Why political pressure on teachers matters for students

When teachers self-censor—or leave the profession altogether—students lose access to nuanced conversations about the world. They lose mentors willing to help them think critically and empathetically. Research shows that high teacher turnover disrupts learning, especially in high-poverty schools. Students lose trusted relationships, and schools struggle to find experienced replacements.

The breaking point

For some, the decision to leave isn’t just about politics—it’s about the pile-on. Political pressure often delivers the final straw for teachers already facing overwhelming demands. Teachers cover for absent colleagues, manage large classes, and absorb extra work left when support staff positions are eliminated. As our anonymous teacher from Indiana put it, “The value we’ve put on education is so low, it’s a wonder why anyone stays.”

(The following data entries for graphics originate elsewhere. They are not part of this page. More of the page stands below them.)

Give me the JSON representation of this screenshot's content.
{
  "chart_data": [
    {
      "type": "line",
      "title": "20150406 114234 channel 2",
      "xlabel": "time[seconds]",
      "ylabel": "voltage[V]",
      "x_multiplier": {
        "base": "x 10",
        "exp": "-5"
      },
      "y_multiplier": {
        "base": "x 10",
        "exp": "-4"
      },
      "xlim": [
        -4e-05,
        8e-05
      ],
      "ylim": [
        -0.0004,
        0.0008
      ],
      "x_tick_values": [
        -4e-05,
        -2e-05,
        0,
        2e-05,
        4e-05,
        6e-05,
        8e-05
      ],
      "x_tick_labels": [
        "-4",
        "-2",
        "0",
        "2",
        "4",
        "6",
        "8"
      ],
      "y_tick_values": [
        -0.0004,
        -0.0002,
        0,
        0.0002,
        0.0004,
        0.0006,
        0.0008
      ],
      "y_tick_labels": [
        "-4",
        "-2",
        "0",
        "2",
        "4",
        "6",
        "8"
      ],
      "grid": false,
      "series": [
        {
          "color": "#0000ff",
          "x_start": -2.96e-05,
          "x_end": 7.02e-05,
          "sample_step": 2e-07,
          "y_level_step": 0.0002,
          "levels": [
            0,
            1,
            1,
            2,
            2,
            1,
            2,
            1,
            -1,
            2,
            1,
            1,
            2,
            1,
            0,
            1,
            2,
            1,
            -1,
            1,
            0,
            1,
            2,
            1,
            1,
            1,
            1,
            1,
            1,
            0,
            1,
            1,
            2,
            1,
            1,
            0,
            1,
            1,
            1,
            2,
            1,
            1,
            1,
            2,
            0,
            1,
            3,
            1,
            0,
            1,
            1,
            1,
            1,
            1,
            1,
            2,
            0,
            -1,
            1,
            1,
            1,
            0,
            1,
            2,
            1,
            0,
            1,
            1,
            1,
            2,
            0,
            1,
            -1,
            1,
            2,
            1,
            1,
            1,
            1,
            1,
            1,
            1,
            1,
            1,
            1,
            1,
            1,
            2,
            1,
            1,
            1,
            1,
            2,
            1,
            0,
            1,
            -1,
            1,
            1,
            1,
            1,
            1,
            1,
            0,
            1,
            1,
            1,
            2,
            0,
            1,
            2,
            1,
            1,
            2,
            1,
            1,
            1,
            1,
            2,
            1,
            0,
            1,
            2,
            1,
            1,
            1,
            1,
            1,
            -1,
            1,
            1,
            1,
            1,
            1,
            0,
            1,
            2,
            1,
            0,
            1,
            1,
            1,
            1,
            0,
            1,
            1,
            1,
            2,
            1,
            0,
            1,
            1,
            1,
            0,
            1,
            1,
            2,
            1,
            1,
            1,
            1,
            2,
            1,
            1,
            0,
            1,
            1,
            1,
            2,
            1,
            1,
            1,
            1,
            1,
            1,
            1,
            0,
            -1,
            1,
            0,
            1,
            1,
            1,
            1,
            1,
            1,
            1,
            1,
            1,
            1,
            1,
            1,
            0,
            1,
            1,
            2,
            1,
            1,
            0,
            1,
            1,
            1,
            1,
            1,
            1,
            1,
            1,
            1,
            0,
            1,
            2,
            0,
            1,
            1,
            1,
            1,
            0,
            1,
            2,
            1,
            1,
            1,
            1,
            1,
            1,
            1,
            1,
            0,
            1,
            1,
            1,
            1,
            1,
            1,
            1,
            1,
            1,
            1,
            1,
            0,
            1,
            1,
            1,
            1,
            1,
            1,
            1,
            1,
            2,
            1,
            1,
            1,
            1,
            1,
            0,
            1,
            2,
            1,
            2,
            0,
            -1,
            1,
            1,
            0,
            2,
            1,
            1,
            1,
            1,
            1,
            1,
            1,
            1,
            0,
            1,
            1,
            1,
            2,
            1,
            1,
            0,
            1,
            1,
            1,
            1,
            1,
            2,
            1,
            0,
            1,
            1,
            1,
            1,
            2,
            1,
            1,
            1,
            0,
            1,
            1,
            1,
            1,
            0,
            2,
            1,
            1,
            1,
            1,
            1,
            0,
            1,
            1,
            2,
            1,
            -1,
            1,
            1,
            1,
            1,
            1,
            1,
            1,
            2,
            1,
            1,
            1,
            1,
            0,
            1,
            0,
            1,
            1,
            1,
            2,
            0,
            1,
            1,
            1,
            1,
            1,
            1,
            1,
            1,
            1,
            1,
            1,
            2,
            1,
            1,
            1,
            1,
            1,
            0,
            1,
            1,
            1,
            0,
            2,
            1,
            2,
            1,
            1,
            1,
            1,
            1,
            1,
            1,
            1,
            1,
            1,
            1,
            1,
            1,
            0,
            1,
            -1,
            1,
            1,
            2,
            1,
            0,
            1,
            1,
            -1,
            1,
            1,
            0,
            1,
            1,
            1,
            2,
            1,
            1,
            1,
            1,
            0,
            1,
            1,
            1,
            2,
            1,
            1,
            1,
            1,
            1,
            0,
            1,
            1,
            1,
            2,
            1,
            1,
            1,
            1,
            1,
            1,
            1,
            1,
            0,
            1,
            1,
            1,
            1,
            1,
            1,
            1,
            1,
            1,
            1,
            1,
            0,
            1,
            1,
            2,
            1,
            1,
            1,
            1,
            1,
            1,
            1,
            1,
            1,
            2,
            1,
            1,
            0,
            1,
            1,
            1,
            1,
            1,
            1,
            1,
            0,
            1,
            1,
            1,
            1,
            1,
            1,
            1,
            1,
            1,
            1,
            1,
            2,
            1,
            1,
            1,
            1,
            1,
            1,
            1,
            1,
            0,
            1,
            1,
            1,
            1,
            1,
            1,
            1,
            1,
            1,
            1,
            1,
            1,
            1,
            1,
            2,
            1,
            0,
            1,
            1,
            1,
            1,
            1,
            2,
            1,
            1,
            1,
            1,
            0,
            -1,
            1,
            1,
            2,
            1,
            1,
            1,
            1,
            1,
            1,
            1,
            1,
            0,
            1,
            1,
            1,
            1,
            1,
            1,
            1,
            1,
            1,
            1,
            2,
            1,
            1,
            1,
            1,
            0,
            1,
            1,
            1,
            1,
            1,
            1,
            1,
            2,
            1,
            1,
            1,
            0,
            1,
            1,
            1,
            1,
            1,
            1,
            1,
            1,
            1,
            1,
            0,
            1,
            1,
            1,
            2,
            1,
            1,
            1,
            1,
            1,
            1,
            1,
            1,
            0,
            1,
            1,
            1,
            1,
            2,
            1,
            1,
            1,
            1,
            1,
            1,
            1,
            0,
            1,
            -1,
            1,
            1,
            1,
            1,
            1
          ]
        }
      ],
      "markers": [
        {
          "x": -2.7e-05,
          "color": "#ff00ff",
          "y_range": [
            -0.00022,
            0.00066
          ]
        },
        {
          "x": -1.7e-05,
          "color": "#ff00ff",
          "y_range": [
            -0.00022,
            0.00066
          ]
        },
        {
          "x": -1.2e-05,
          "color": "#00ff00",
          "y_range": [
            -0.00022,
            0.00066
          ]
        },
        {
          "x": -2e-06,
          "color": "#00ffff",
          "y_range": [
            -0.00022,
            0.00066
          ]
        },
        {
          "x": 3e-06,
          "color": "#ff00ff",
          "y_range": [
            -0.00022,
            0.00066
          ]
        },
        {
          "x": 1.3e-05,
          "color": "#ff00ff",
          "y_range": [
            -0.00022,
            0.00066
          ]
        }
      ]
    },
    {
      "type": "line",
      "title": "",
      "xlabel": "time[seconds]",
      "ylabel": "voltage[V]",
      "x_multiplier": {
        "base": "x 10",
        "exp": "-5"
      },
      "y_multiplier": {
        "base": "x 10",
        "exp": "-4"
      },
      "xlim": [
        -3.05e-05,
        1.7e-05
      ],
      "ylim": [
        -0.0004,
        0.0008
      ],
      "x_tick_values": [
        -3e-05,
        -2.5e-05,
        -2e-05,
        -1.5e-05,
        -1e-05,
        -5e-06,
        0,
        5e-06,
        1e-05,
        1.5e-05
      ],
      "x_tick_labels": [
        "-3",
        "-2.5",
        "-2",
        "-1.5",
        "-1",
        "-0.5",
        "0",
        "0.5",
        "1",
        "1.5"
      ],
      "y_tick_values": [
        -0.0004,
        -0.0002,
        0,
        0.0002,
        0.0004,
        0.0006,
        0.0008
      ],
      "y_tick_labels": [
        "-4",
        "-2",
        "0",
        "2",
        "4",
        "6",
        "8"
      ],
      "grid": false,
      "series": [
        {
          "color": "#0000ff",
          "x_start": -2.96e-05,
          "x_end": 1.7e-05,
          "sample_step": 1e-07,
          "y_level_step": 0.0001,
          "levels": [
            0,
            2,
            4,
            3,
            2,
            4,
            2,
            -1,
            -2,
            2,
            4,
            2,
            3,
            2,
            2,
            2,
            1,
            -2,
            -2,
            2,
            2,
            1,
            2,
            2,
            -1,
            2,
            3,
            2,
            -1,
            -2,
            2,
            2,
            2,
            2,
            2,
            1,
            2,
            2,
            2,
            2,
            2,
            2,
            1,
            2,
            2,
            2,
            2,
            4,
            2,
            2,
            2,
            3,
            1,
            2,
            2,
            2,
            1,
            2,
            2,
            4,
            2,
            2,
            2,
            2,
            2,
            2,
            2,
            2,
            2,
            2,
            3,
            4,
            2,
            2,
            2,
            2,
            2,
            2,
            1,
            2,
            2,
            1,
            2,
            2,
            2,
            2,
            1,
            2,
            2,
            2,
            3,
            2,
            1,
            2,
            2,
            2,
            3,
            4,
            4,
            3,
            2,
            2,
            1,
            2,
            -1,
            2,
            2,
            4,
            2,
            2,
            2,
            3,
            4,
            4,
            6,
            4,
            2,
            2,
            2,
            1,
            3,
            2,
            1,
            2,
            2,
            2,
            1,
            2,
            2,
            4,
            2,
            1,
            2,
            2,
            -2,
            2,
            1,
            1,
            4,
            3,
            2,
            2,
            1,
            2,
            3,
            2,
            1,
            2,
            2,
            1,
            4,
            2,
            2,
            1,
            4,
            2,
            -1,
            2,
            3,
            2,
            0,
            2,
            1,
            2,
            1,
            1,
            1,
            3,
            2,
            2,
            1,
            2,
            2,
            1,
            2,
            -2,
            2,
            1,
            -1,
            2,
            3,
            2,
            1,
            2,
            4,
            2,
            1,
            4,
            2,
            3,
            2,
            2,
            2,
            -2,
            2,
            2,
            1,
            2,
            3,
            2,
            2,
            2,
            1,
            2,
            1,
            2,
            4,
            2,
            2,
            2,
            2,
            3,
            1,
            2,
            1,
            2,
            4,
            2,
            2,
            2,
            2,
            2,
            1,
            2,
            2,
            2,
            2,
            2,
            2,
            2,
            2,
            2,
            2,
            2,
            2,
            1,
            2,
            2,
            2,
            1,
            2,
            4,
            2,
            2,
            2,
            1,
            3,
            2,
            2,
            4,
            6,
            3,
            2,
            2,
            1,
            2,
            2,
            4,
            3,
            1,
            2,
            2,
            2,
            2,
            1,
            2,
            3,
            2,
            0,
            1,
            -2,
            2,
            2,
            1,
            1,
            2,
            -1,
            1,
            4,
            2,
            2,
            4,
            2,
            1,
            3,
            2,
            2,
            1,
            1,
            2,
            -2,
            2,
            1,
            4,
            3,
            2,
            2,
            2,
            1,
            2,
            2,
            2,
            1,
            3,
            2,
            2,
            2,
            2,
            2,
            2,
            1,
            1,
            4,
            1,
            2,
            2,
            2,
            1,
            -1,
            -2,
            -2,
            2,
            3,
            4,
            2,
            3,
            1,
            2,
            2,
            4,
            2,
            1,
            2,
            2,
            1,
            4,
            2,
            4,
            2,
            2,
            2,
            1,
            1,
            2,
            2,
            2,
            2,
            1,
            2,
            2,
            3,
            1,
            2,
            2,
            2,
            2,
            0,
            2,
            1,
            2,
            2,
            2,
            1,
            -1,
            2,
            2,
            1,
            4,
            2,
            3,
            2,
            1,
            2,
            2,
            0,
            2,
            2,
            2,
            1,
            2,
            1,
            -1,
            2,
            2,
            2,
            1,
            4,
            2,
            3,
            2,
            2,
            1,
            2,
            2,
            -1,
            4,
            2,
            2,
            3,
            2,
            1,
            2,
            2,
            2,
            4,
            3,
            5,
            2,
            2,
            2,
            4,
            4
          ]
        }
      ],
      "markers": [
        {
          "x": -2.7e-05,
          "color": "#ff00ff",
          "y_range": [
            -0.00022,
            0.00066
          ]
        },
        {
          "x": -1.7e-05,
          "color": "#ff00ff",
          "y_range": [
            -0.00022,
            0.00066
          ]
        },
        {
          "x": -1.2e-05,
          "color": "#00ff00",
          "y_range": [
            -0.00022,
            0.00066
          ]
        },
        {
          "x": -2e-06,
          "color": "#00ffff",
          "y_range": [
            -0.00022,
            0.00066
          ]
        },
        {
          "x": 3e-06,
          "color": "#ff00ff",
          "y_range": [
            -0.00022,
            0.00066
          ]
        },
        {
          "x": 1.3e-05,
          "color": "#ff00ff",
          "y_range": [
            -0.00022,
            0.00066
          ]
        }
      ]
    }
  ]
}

What teachers say they need

Educators across states and grade levels, from surveys and our interviews, echo the same needs:

  • A voice in policy decisions that affect their classrooms
  • Higher salaries and competitive benefits
  • Protection from harassment and public shaming
  • Clear guidelines instead of vague, politically loaded restrictions
  • Respect for their professional expertise

Without meaningful change, schools risk losing more than just head count. They risk losing the kind of teaching that helps students understand, question, and connect with the world around them.

Or as Ms. B says:

If we keep pretending certain realities don’t exist, our kids will grow up unprepared for the world they’re actually living in.

The cost of doing nothing

Political pressure in classrooms is reshaping the profession. When teachers have to second-guess every book choice, every classroom poster, and every answer to a student’s question, it chips away at why many of us became educators in the first place. The danger isn’t just losing high-quality teachers. It’s losing the freedom to teach honestly, to create safe and inclusive classrooms, and to prepare students for the complicated world they’re already living in.

Teachers know that public education is at its best when it reflects the needs of all students—not the political agenda of the loudest voices in the room. But that vision won’t survive without real support from lawmakers, communities, and parents who are willing to stand with educators instead of against them.

If we continue to push skilled teachers out of the profession, our students and future generations will face serious consequences.